Figure 3.

Protein synthesis and autophagic degradation under phosphate-limited conditions. (A) Short time-course analysis. Color-converted cells were re-suspended into normal (+Pi) and Pi-free (−Pi) medium and further cultured up to 24 h. Equal amounts of proteins (5 μ g) from the cells were separated by SDS–PAGE and fluorescence in the gel was recorded. Black and white arrowheads indicate the migration position of intact and processed forms of Cyt b5-KikGR, respectively. (B) Decrease of red-converted intact-size Cyt b5-KikGR during incubation. Cells were treated as described for panel (A), and at each time point, the volume of cells in culture was measured. After the extraction of proteins from cells at the indicated time points, an equal amount (5 μ g) of protein was loaded to 9% SDS–PAGE and the intensity of the red-converted intact forms of Cyt b5-KikGR was quantified from the scanned image of the gel.
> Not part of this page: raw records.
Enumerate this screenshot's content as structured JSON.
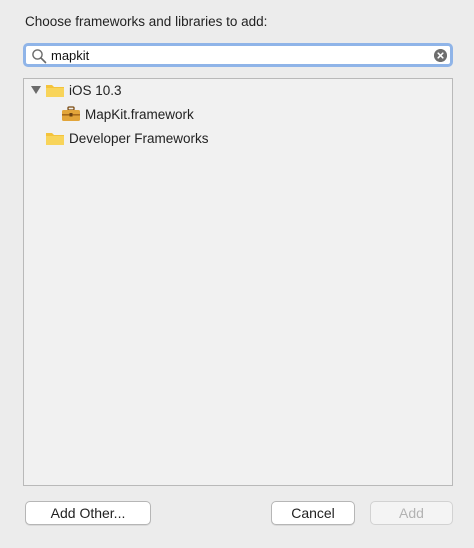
{
  "dialog": {
    "prompt": "Choose frameworks and libraries to add:"
  },
  "search": {
    "value": "mapkit",
    "placeholder": ""
  },
  "tree": {
    "items": [
      {
        "label": "iOS 10.3",
        "icon": "folder-icon",
        "expanded": true
      },
      {
        "label": "MapKit.framework",
        "icon": "toolbox-icon"
      },
      {
        "label": "Developer Frameworks",
        "icon": "folder-icon"
      }
    ]
  },
  "buttons": {
    "add_other": "Add Other...",
    "cancel": "Cancel",
    "add": "Add"
  },
  "colors": {
    "window_bg": "#ececec",
    "focus_ring": "#8fb4e8",
    "folder_yellow": "#f4c33b",
    "disabled_text": "#b3b3b3"
  }
}
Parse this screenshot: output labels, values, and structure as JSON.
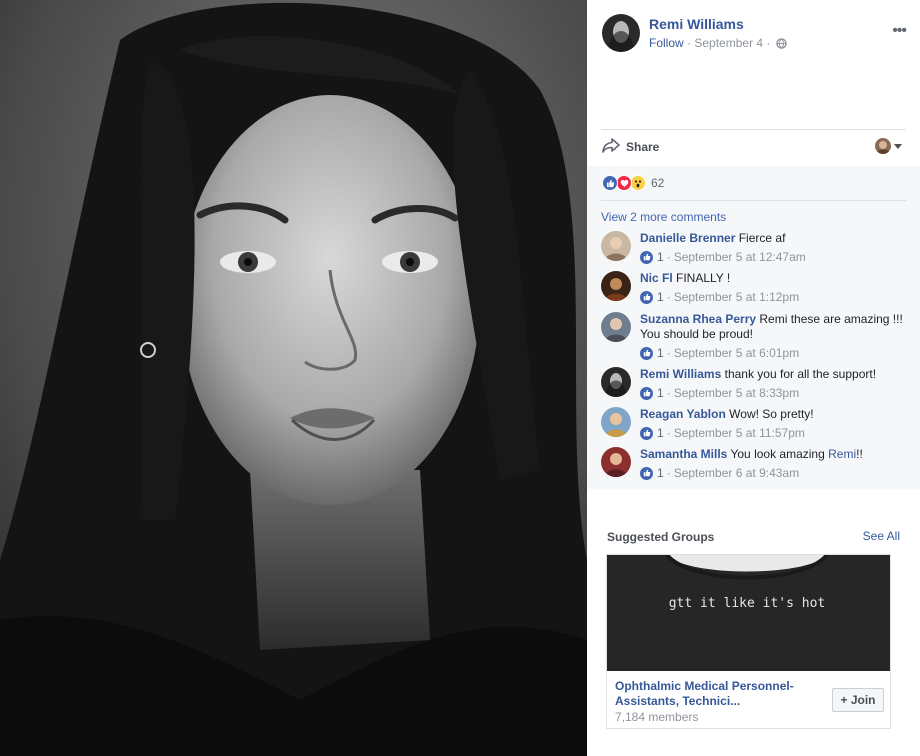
{
  "post": {
    "author": "Remi Williams",
    "follow_label": "Follow",
    "separator": " · ",
    "date": "September 4",
    "more_label": "•••"
  },
  "actions": {
    "share_label": "Share"
  },
  "reactions": {
    "count": "62",
    "types": [
      "like",
      "love",
      "wow"
    ]
  },
  "comments_section": {
    "view_more_label": "View 2 more comments",
    "items": [
      {
        "author": "Danielle Brenner",
        "text": "Fierce af",
        "likes": "1",
        "time": "September 5 at 12:47am"
      },
      {
        "author": "Nic Fl",
        "text": "FINALLY !",
        "likes": "1",
        "time": "September 5 at 1:12pm"
      },
      {
        "author": "Suzanna Rhea Perry",
        "text": "Remi these are amazing !!! You should be proud!",
        "likes": "1",
        "time": "September 5 at 6:01pm"
      },
      {
        "author": "Remi Williams",
        "text": "thank you for all the support!",
        "likes": "1",
        "time": "September 5 at 8:33pm"
      },
      {
        "author": "Reagan Yablon",
        "text": "Wow! So pretty!",
        "likes": "1",
        "time": "September 5 at 11:57pm"
      },
      {
        "author": "Samantha Mills",
        "text_before": "You look amazing ",
        "mention": "Remi",
        "text_after": "!!",
        "likes": "1",
        "time": "September 6 at 9:43am"
      }
    ]
  },
  "suggested_groups": {
    "title": "Suggested Groups",
    "see_all_label": "See All",
    "group": {
      "image_text": "gtt it like it's hot",
      "name": "Ophthalmic Medical Personnel- Assistants, Technici...",
      "members": "7,184 members",
      "join_label": "+ Join"
    }
  },
  "colors": {
    "link_blue": "#365899",
    "like_blue": "#4267b2",
    "love_red": "#f0284a",
    "wow_yellow": "#fbd148",
    "panel_gray": "#f6f7f9",
    "meta_gray": "#90949c"
  },
  "icons": [
    "globe-icon",
    "more-icon",
    "share-icon",
    "caret-down-icon",
    "like-icon",
    "love-icon",
    "wow-icon",
    "thumb-icon"
  ]
}
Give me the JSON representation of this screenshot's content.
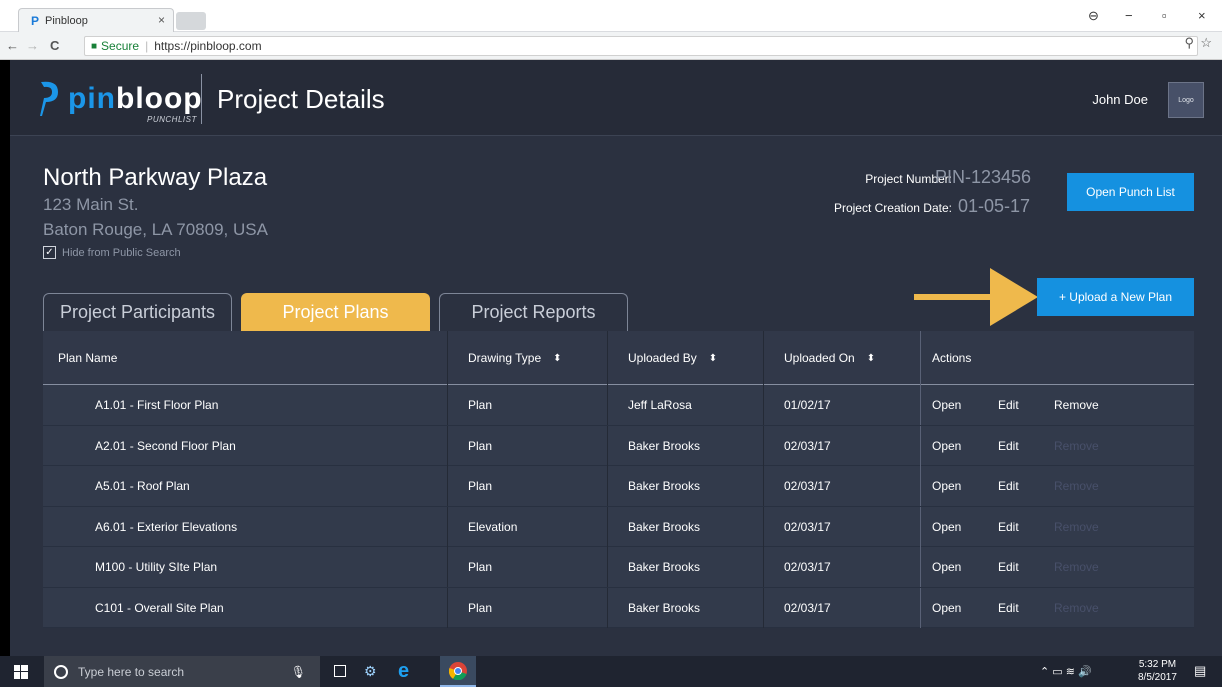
{
  "browser": {
    "tab_title": "Pinbloop",
    "tab_close": "×",
    "favicon": "P",
    "secure_label": "Secure",
    "url": "https://pinbloop.com",
    "back": "←",
    "forward": "→",
    "reload": "C",
    "zoom_icon": "⚲",
    "star_icon": "☆",
    "menu_icon": "⋮",
    "win_user": "⊖",
    "win_min": "−",
    "win_max": "▫",
    "win_close": "×"
  },
  "header": {
    "brand_pin": "pin",
    "brand_rest": "bloop",
    "brand_sub": "PUNCHLIST",
    "page_title": "Project Details",
    "user_name": "John Doe",
    "logo_placeholder": "Logo"
  },
  "project": {
    "name": "North Parkway Plaza",
    "address_line1": "123 Main St.",
    "address_line2": "Baton Rouge, LA 70809, USA",
    "hide_label": "Hide from Public Search",
    "hide_checked": true,
    "number_label": "Project Number:",
    "number_value": "PIN-123456",
    "date_label": "Project Creation Date:",
    "date_value": "01-05-17",
    "open_punch_label": "Open Punch List",
    "upload_label": "+ Upload a New Plan"
  },
  "tabs": [
    {
      "label": "Project Participants",
      "active": false
    },
    {
      "label": "Project Plans",
      "active": true
    },
    {
      "label": "Project Reports",
      "active": false
    }
  ],
  "table": {
    "columns": {
      "plan_name": "Plan Name",
      "drawing_type": "Drawing Type",
      "uploaded_by": "Uploaded By",
      "uploaded_on": "Uploaded On",
      "actions": "Actions",
      "sort_icon": "⬍"
    },
    "rows": [
      {
        "plan": "A1.01 - First Floor Plan",
        "type": "Plan",
        "by": "Jeff LaRosa",
        "on": "01/02/17",
        "open": "Open",
        "edit": "Edit",
        "remove": "Remove",
        "remove_enabled": true
      },
      {
        "plan": "A2.01 - Second Floor Plan",
        "type": "Plan",
        "by": "Baker Brooks",
        "on": "02/03/17",
        "open": "Open",
        "edit": "Edit",
        "remove": "Remove",
        "remove_enabled": false
      },
      {
        "plan": "A5.01 - Roof Plan",
        "type": "Plan",
        "by": "Baker Brooks",
        "on": "02/03/17",
        "open": "Open",
        "edit": "Edit",
        "remove": "Remove",
        "remove_enabled": false
      },
      {
        "plan": "A6.01 - Exterior Elevations",
        "type": "Elevation",
        "by": "Baker Brooks",
        "on": "02/03/17",
        "open": "Open",
        "edit": "Edit",
        "remove": "Remove",
        "remove_enabled": false
      },
      {
        "plan": "M100 - Utility SIte Plan",
        "type": "Plan",
        "by": "Baker Brooks",
        "on": "02/03/17",
        "open": "Open",
        "edit": "Edit",
        "remove": "Remove",
        "remove_enabled": false
      },
      {
        "plan": "C101 - Overall Site Plan",
        "type": "Plan",
        "by": "Baker Brooks",
        "on": "02/03/17",
        "open": "Open",
        "edit": "Edit",
        "remove": "Remove",
        "remove_enabled": false
      }
    ]
  },
  "taskbar": {
    "search_placeholder": "Type here to search",
    "time": "5:32 PM",
    "date": "8/5/2017"
  },
  "colors": {
    "accent_blue": "#1591e0",
    "tab_active": "#efb94c",
    "app_bg": "#2b3140",
    "arrow": "#efb94c"
  }
}
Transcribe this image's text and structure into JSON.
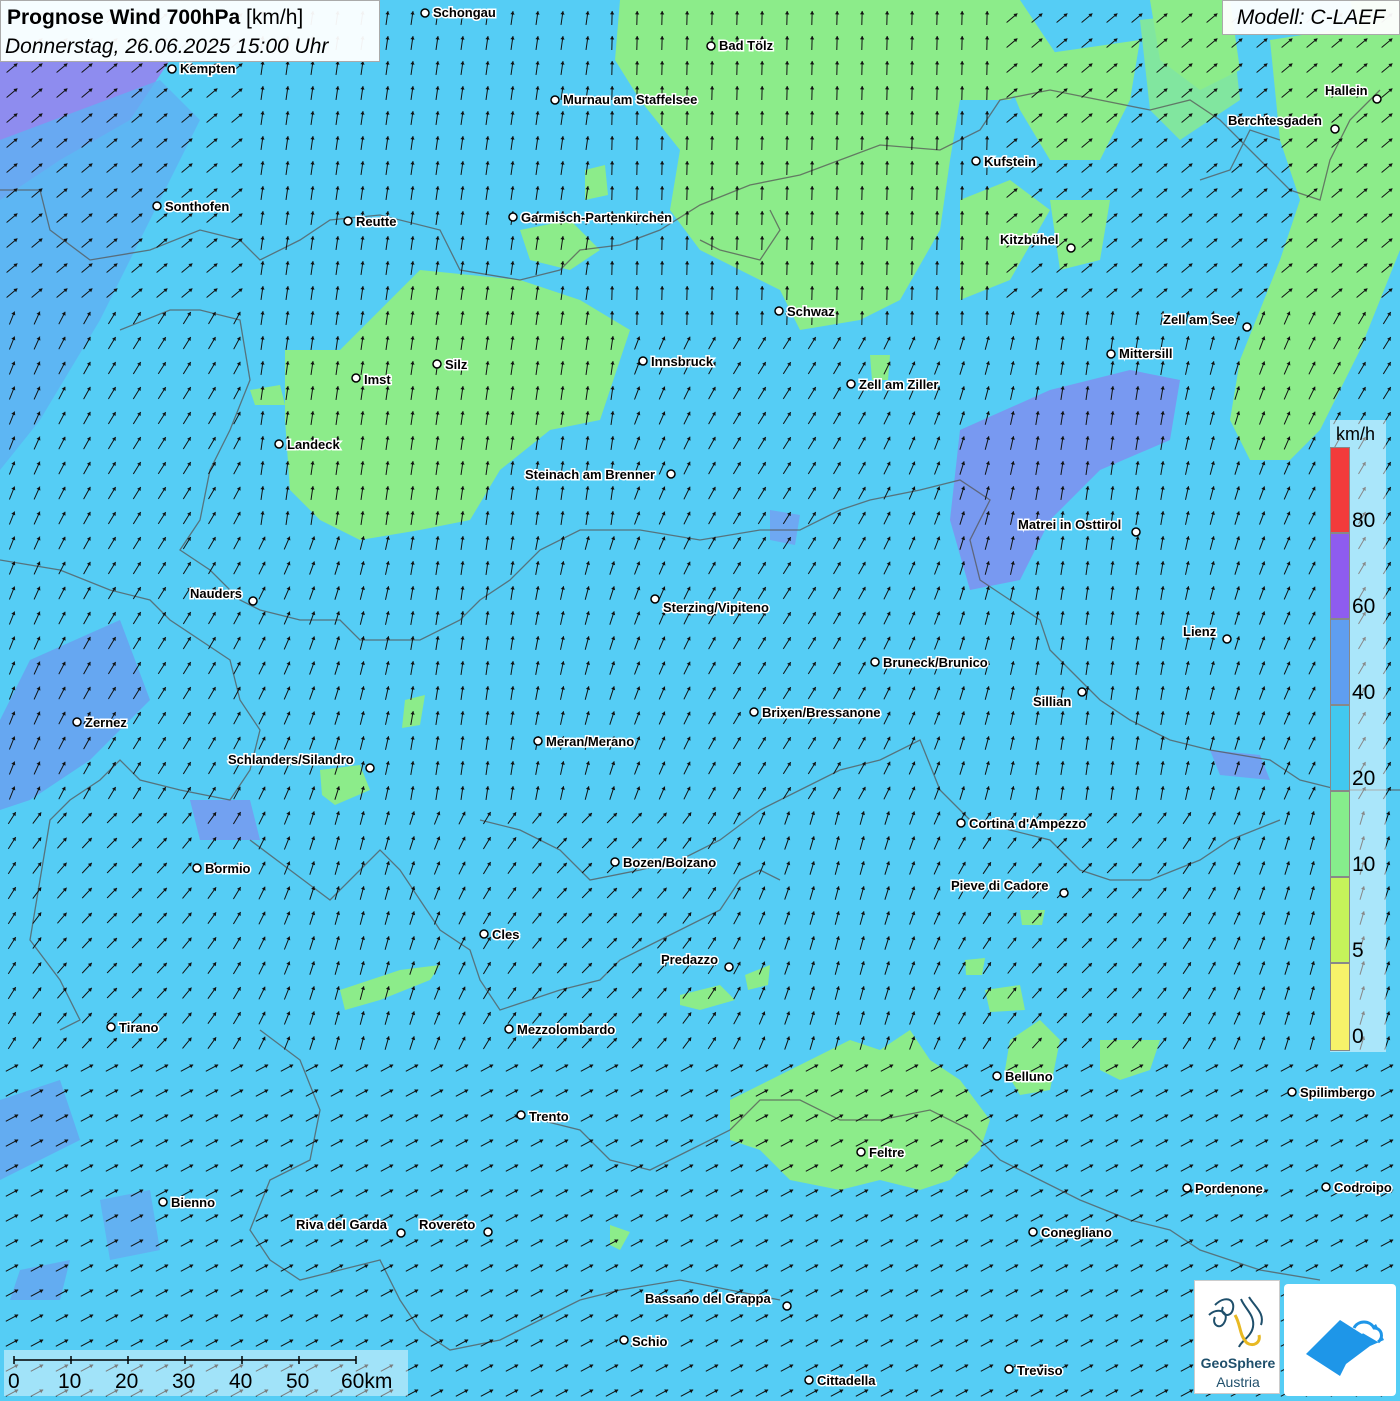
{
  "header": {
    "title_bold": "Prognose Wind 700hPa",
    "title_unit": "[km/h]",
    "subtitle": "Donnerstag, 26.06.2025 15:00 Uhr",
    "model": "Modell: C-LAEF"
  },
  "legend": {
    "unit": "km/h",
    "classes": [
      {
        "label": "80",
        "color": "#f23b3b"
      },
      {
        "label": "60",
        "color": "#8e5cef"
      },
      {
        "label": "40",
        "color": "#5f9ef1"
      },
      {
        "label": "20",
        "color": "#42c8ef"
      },
      {
        "label": "10",
        "color": "#86ee8c"
      },
      {
        "label": "5",
        "color": "#c5f35a"
      },
      {
        "label": "0",
        "color": "#f7f26a"
      }
    ]
  },
  "scale": {
    "labels": [
      "0",
      "10",
      "20",
      "30",
      "40",
      "50",
      "60km"
    ]
  },
  "cities": [
    {
      "name": "Schongau"
    },
    {
      "name": "Bad Tölz"
    },
    {
      "name": "Kempten"
    },
    {
      "name": "Murnau am Staffelsee"
    },
    {
      "name": "Hallein"
    },
    {
      "name": "Berchtesgaden"
    },
    {
      "name": "Kufstein"
    },
    {
      "name": "Sonthofen"
    },
    {
      "name": "Reutte"
    },
    {
      "name": "Garmisch-Partenkirchen"
    },
    {
      "name": "Kitzbühel"
    },
    {
      "name": "Schwaz"
    },
    {
      "name": "Zell am See"
    },
    {
      "name": "Mittersill"
    },
    {
      "name": "Innsbruck"
    },
    {
      "name": "Silz"
    },
    {
      "name": "Imst"
    },
    {
      "name": "Zell am Ziller"
    },
    {
      "name": "Landeck"
    },
    {
      "name": "Steinach am Brenner"
    },
    {
      "name": "Matrei in Osttirol"
    },
    {
      "name": "Nauders"
    },
    {
      "name": "Sterzing/Vipiteno"
    },
    {
      "name": "Lienz"
    },
    {
      "name": "Bruneck/Brunico"
    },
    {
      "name": "Sillian"
    },
    {
      "name": "Zernez"
    },
    {
      "name": "Brixen/Bressanone"
    },
    {
      "name": "Meran/Merano"
    },
    {
      "name": "Schlanders/Silandro"
    },
    {
      "name": "Cortina d'Ampezzo"
    },
    {
      "name": "Bormio"
    },
    {
      "name": "Bozen/Bolzano"
    },
    {
      "name": "Pieve di Cadore"
    },
    {
      "name": "Cles"
    },
    {
      "name": "Predazzo"
    },
    {
      "name": "Tirano"
    },
    {
      "name": "Mezzolombardo"
    },
    {
      "name": "Belluno"
    },
    {
      "name": "Spilimbergo"
    },
    {
      "name": "Trento"
    },
    {
      "name": "Feltre"
    },
    {
      "name": "Pordenone"
    },
    {
      "name": "Codroipo"
    },
    {
      "name": "Bienno"
    },
    {
      "name": "Riva del Garda"
    },
    {
      "name": "Rovereto"
    },
    {
      "name": "Conegliano"
    },
    {
      "name": "Bassano del Grappa"
    },
    {
      "name": "Schio"
    },
    {
      "name": "Treviso"
    },
    {
      "name": "Cittadella"
    }
  ],
  "logo": {
    "name_line1": "GeoSphere",
    "name_line2": "Austria"
  }
}
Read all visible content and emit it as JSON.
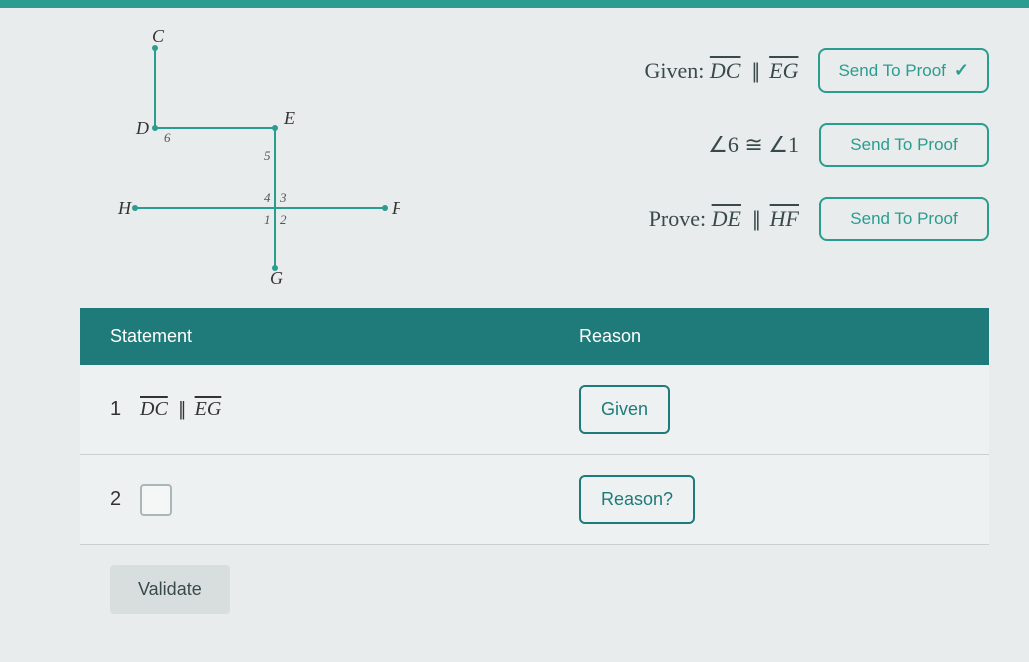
{
  "diagram": {
    "points": {
      "C": "C",
      "D": "D",
      "E": "E",
      "H": "H",
      "F": "F",
      "G": "G"
    },
    "angles": {
      "a1": "1",
      "a2": "2",
      "a3": "3",
      "a4": "4",
      "a5": "5",
      "a6": "6"
    }
  },
  "givens": {
    "row1": {
      "prefix": "Given:",
      "seg1": "DC",
      "sym": "||",
      "seg2": "EG",
      "btn": "Send To Proof",
      "checked": true
    },
    "row2": {
      "prefix": "",
      "ang1": "∠6",
      "sym": "≅",
      "ang2": "∠1",
      "btn": "Send To Proof",
      "checked": false
    },
    "row3": {
      "prefix": "Prove:",
      "seg1": "DE",
      "sym": "||",
      "seg2": "HF",
      "btn": "Send To Proof",
      "checked": false
    }
  },
  "table": {
    "headers": {
      "statement": "Statement",
      "reason": "Reason"
    },
    "rows": [
      {
        "num": "1",
        "stmt_seg1": "DC",
        "stmt_sym": "||",
        "stmt_seg2": "EG",
        "reason": "Given"
      },
      {
        "num": "2",
        "stmt_empty": true,
        "reason": "Reason?"
      }
    ]
  },
  "validate": "Validate"
}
Thereafter the amount of red-converted protein relative to that at the start of the experiment was calculated using the cell volume, the concentration of extracted protein, the volume of the extract, and the intensity of the protein band. The average of triplicated experiments is shown. The bar represents the SD. (C) In vitro fluorescence loss and processing with vacuole proteins of nonconverted and color-converted Cyt b5-KikGR under different pH conditions. Pellets of cell lysates from nonconverted or color-converted cells after 1000 × g centrifugation were used as the source of Cyt b5-KikGR aggregates. After incubation for the indicated times with buffers at the indicated pH, with or without vacuole-enriched fractions prepared from nontransformed cells cultured in Pi-deficient medium, the proteins were separated by SDS–PAGE and their emissions of green or red fluorescence were recorded. A merged image of the green and red fluorescence is shown. Black and white arrowheads indicate the migration position of the intact and processed forms of Cyt b5-KikGR, respectively.